Thursday, August 22, 2013

Food for thought

I saw the doctor today. Not my usual doctor (I specified this when I made my appointment) but one who advocates a change in diet rather than endless popping of pills. I already watch what I eat, or so I thought. But she wants me to do the Whole 9 diet, a type of exclusion diet that is "guaranteed to change your life". No processed foods including grain, no dairy products, and definitely no sugar. Sugar is the food of the devil. On the flip side she says I should be eating lots of meat, the fattier the better, lots of fish, three eggs a day, and mountains of vegetables. "Isn't this the caveman diet?" "Yes, but I've been following it for months, and do I look like a caveman?" As it happened, she had more than a hint of a tash, but I decided not to comment on that. She had no problems with my plans to come off my nothing-matters pills, as long as I didn't go the cold turkey route, and she wrote a prescription for the small tablets to allow me to better regulate my dose. So I got something out of seeing the doctor today - that's not always the case.

Mum and Dad will be arriving in Wellington next Friday. They'll be staying six nights. I'd better make sure those shirts are all ironed. They're bringing up a dining table which could make a big difference - suddenly my flat will be suitable for visitors as well as any flatmates I might have. I expect they'll be bringing a lot of other bits and pieces that will probably serve to complicate my life rather than improve it. I'd be more than happy with just the table and some meat, if they're able to keep it cold for that long. I'll wait till my parents have been and gone before going on this life-changing diet for a month. (I'm skeptical but there's little harm in trying.)

Yesterday I was chatting to one of my colleagues about the housing market. She said that December 2011 wasn't a clever time for me to buy, and that Wellington's apartments are dropping in value like a stone, yellow sticker or not. People just don't want a bar of them. A lot of apartment owners must be in a negative equity situation. I'm not quite in that position: I took out a 68% mortgage, I'd get about 68% back if I were to sell now, and I've paid a bit more off since then. It's frustrating because I look around my flat and think, you know what, I've actually got a pretty good place here. Maybe coming off Efexor might help me see more of the positives.

I rang Bazza for his birthday last night. He said he thought it would be me because nobody else remembers. There were really only two topics of conversation: earthquakes and tennis.
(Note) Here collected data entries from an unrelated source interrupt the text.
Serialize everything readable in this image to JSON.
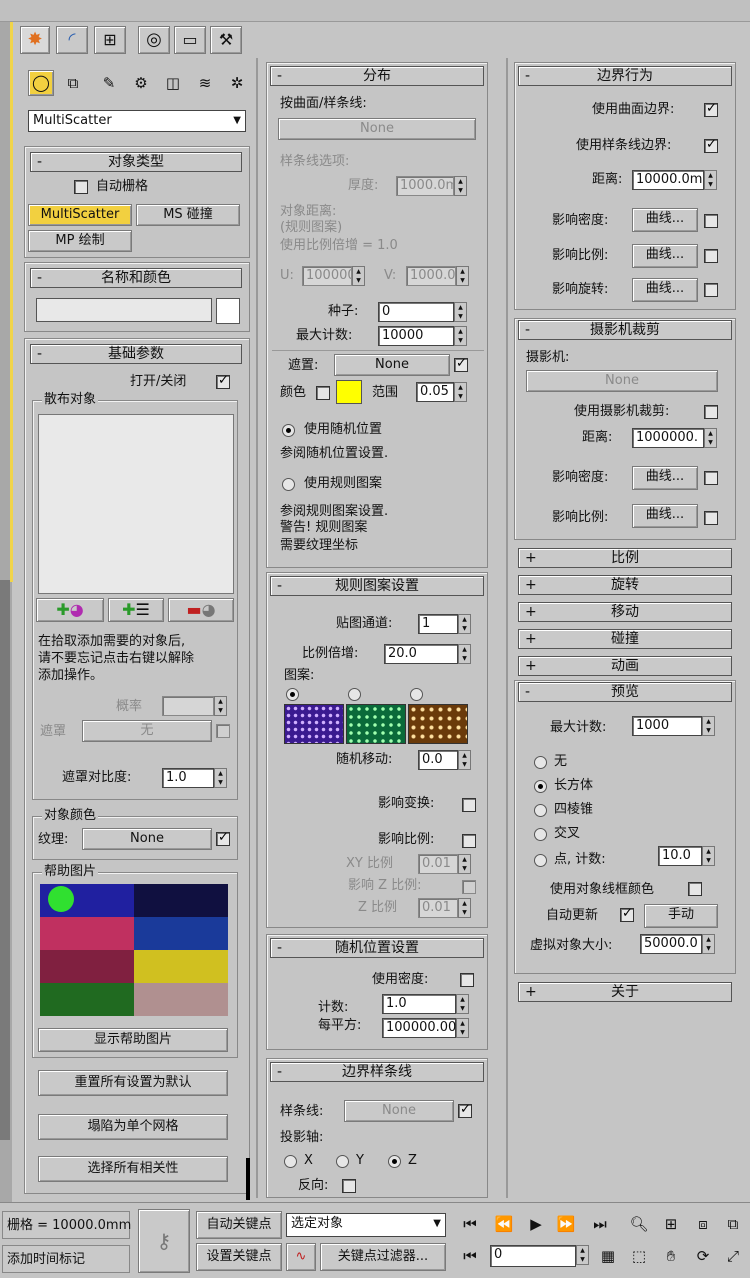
{
  "toolbar": {
    "tab_icons": [
      "create-icon",
      "modify-icon",
      "hierarchy-icon",
      "motion-icon",
      "display-icon",
      "utilities-icon"
    ],
    "sub_icons": [
      "geometry-icon",
      "shapes-icon",
      "lights-icon",
      "cameras-icon",
      "helpers-icon",
      "spacewarps-icon",
      "systems-icon"
    ],
    "category_dropdown": "MultiScatter"
  },
  "left": {
    "object_type": {
      "title": "对象类型",
      "auto_grid": "自动栅格",
      "btn_multiscatter": "MultiScatter",
      "btn_ms_collision": "MS 碰撞",
      "btn_mp_paint": "MP 绘制"
    },
    "name_color": {
      "title": "名称和颜色",
      "name_value": ""
    },
    "basic": {
      "title": "基础参数",
      "on_off": "打开/关闭",
      "scatter_objects": "散布对象",
      "hint": [
        "在拾取添加需要的对象后,",
        "请不要忘记点击右键以解除",
        "添加操作。"
      ],
      "probability": "概率",
      "mask": "遮罩",
      "mask_btn": "无",
      "mask_contrast": "遮罩对比度:",
      "mask_contrast_value": "1.0",
      "object_color": "对象颜色",
      "texture": "纹理:",
      "texture_btn": "None",
      "help_images": "帮助图片",
      "show_help": "显示帮助图片",
      "reset_defaults": "重置所有设置为默认",
      "collapse_mesh": "塌陷为单个网格",
      "select_deps": "选择所有相关性"
    }
  },
  "middle": {
    "distribution": {
      "title": "分布",
      "by_surface": "按曲面/样条线:",
      "surface_btn": "None",
      "spline_opts": "样条线选项:",
      "thickness": "厚度:",
      "thickness_value": "1000.0m",
      "obj_distance": [
        "对象距离:",
        "(规则图案)",
        "使用比例倍增 = 1.0"
      ],
      "u": "U:",
      "u_value": "100000",
      "v": "V:",
      "v_value": "1000.0",
      "seed": "种子:",
      "seed_value": "0",
      "max_count": "最大计数:",
      "max_count_value": "10000",
      "mask": "遮置:",
      "mask_btn": "None",
      "color": "颜色",
      "range": "范围",
      "range_value": "0.05",
      "color_swatch": "#ffff00",
      "use_random": "使用随机位置",
      "random_hint": "参阅随机位置设置.",
      "use_pattern": "使用规则图案",
      "pattern_hint": [
        "参阅规则图案设置.",
        "警告! 规则图案",
        "需要纹理坐标"
      ]
    },
    "pattern": {
      "title": "规则图案设置",
      "map_channel": "贴图通道:",
      "map_channel_value": "1",
      "scale_mult": "比例倍增:",
      "scale_mult_value": "20.0",
      "pattern_label": "图案:",
      "random_move": "随机移动:",
      "random_move_value": "0.0",
      "affect_transform": "影响变换:",
      "affect_scale": "影响比例:",
      "xy_scale": "XY 比例",
      "xy_value": "0.01",
      "affect_z": "影响 Z 比例:",
      "z_scale": "Z 比例",
      "z_value": "0.01"
    },
    "random_pos": {
      "title": "随机位置设置",
      "use_density": "使用密度:",
      "count": "计数:",
      "count_value": "1.0",
      "per_sq": "每平方:",
      "per_sq_value": "100000.00"
    },
    "border_spline": {
      "title": "边界样条线",
      "spline": "样条线:",
      "spline_btn": "None",
      "proj_axis": "投影轴:",
      "x": "X",
      "y": "Y",
      "z": "Z",
      "reverse": "反向:"
    }
  },
  "right": {
    "border": {
      "title": "边界行为",
      "use_surface": "使用曲面边界:",
      "use_spline": "使用样条线边界:",
      "distance": "距离:",
      "distance_value": "10000.0m",
      "affect_density": "影响密度:",
      "affect_scale": "影响比例:",
      "affect_rotation": "影响旋转:",
      "curve": "曲线..."
    },
    "camera": {
      "title": "摄影机裁剪",
      "camera": "摄影机:",
      "camera_btn": "None",
      "use_clip": "使用摄影机裁剪:",
      "distance": "距离:",
      "distance_value": "1000000.",
      "affect_density": "影响密度:",
      "affect_scale": "影响比例:",
      "curve": "曲线..."
    },
    "collapsed": [
      "比例",
      "旋转",
      "移动",
      "碰撞",
      "动画"
    ],
    "preview": {
      "title": "预览",
      "max_count": "最大计数:",
      "max_count_value": "1000",
      "none": "无",
      "box": "长方体",
      "pyramid": "四棱锥",
      "cross": "交叉",
      "points": "点, 计数:",
      "points_value": "10.0",
      "use_bbox_color": "使用对象线框颜色",
      "auto_update": "自动更新",
      "manual": "手动",
      "virtual_size": "虚拟对象大小:",
      "virtual_size_value": "50000.0"
    },
    "about": "关于"
  },
  "statusbar": {
    "grid": "栅格 = 10000.0mm",
    "add_time_tag": "添加时间标记",
    "auto_key": "自动关键点",
    "set_key": "设置关键点",
    "selected": "选定对象",
    "key_filters": "关键点过滤器...",
    "frame": "0"
  }
}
I'll probably see him next month - I fly up on the evening of the 20th in time for the aspie group the next day, and come back on the 24th.

David Shearer resigned as Labour leader today. He's always seemed like a genuinely nice bloke, someone I can trust. He didn't get very far as leader because he's not an orator, he isn't particularly adept at political gamesmanship, and he doesn't pretend to be your mate. In other words he's the polar opposite of John Key, who I no longer trust at all.